Sapevamo tutto della prima moglie egiziana, di Soraya, la principessa dagli occhi tristi che non riuscì a dargli un figlio, sapevamo delle sue pene d’amore, di Farah Diba, giovane nobile e virtuosa che gli diede gli eredi agognati, senza soppiantare Soraya nel suo cuore.

Roba da Novella 2000, per intenderci.

Nel contempo su testate più impegnate si moltiplicavano i reportage giornalistici su signorine iraniane che, vestite all’occidentale, frequentavano l’università. Nulla tuttavia i nostri giornali riferivano delle carceri persiane piene di dissidenti, così che quando sulle pareti della underground londinese lessi qualcosa, scritta in arabo ed in inglese, su torture inflitte ai prigionieri iraniani, cascai dalle nuvole.

Ma presto anche la stampa più superficiale non poté ignorare i primi violenti moti popolari che costrinsero Reza Palhavi a fuggire e consentirono, a rivoluzione avvenuta, il ritorno in patria dell’Ayatollah Komeini, nascosto da tempo a Parigi; egli raccolse il frutto di una rivoluzione che mirava alla libertà da uno shah occidentalizzato, non certo al salto nel medioevo proprio dell’islamismo.

All’inizio del 1979 Reza Palhavi  lasciò per sempre l’Iran. Riparò in America, per morire un anno e mezzo dopo in Egitto, al Cairo.
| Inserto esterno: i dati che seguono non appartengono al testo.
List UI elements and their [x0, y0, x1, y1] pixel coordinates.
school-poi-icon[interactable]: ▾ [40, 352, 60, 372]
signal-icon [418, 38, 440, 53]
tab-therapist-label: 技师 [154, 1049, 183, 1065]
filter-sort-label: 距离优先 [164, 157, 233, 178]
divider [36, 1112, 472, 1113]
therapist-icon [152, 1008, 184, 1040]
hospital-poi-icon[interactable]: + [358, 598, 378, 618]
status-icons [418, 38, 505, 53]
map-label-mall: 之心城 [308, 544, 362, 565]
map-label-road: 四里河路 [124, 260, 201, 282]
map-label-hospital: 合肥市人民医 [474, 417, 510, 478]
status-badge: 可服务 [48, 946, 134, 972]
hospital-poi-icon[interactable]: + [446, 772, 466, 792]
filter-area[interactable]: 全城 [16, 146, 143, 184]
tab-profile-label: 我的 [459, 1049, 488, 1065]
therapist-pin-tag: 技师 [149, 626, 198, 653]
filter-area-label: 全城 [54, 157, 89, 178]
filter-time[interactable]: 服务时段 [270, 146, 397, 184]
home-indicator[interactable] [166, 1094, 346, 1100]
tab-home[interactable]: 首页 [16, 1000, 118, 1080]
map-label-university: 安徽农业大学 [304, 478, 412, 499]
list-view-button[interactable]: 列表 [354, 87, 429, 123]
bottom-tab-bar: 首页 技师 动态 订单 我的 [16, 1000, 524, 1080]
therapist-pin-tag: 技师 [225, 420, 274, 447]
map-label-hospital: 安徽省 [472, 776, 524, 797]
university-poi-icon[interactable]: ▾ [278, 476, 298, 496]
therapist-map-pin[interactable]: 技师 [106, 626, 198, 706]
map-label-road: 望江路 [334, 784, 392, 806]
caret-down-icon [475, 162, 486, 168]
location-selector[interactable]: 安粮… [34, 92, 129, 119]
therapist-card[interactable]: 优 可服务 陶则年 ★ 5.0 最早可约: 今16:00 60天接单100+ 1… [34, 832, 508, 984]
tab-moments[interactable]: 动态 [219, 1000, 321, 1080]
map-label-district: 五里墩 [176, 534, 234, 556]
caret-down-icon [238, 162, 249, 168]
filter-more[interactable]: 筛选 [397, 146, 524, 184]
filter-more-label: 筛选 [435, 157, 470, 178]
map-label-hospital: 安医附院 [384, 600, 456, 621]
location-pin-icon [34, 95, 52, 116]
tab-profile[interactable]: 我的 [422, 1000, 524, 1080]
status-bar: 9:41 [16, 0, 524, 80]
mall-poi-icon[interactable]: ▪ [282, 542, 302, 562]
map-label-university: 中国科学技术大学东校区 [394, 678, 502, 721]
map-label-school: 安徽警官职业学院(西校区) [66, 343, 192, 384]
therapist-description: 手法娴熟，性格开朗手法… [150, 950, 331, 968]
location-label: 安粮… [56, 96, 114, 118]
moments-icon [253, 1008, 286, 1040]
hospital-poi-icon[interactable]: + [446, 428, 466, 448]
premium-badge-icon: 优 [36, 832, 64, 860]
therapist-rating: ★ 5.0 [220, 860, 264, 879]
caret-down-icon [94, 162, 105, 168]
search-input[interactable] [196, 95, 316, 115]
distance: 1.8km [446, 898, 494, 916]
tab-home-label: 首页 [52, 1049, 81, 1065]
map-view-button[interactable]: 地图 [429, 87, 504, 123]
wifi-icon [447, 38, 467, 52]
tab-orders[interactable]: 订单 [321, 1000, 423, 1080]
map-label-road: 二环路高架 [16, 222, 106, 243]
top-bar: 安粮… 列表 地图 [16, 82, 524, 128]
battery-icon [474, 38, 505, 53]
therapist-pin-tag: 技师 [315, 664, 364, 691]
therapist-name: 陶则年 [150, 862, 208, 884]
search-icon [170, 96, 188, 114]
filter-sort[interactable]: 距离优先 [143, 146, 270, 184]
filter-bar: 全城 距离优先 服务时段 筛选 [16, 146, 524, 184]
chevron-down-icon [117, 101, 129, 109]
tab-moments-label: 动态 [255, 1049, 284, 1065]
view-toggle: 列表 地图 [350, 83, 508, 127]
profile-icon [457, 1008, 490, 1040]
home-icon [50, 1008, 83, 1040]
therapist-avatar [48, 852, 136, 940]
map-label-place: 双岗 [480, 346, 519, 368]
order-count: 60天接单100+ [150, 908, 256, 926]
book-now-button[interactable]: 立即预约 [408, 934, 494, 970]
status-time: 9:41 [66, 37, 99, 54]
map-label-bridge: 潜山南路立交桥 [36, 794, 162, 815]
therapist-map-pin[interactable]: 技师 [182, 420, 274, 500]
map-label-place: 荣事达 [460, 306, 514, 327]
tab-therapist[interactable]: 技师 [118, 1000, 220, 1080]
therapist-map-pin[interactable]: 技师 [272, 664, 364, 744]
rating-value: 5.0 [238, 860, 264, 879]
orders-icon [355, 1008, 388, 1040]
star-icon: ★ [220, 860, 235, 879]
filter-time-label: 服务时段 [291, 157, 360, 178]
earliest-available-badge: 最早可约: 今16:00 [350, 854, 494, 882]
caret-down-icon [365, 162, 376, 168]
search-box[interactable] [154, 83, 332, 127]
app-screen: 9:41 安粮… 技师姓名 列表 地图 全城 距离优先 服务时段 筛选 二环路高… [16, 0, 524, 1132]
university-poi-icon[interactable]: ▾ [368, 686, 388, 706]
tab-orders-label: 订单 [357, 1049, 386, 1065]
A Teheran le giovani colte ed evolute che per protestare contro lo shah durante le marce avevano indossato il burka come simbolo antioccidentale, quando, a vittoria raggiunta vollero sfilarselo per riprendere a studiare e lavorare, si videro imprigionate per sempre in quel sudario, espressione palpabile della mentalità islamica.​

Il dossier di Panorama cui ho fatto cenno riportava molte foto di ragazze, di come erano ai tempi dello Shah e come sono ora, sotto il predominio assoluto degli ayatollah, cancellate dal chador che loro stupidamente avevano indossato durante le marce di protesta contro Reza Palhavi. Gli articoli erano illustrati da foto del periodo della rivolta, immagini di donne mie coetanee, come me studentesse universitarie, a me somigliantissime nel vestire, negli atteggiamenti disinvolti, e si raccontava come dal tailleur, dal pigiama palazzo fossero arrivate “consenzienti” al chador. 
Certi inganni andrebbero fatti conoscere nella loro verità ai nostri “rivoluzionari” con il Rolex, alle tante, tantissime donne che hanno stravolto significato e finalità del femminismo, asfaltandolo a livelli boldriniani. Infangando battaglie di decenni per approdare alla Murgia, all’odio verso il maschio che sovente le rifiuta, alle quote rosa che di fatto cancellano la parità reale da raggiungere con studio e lavoro.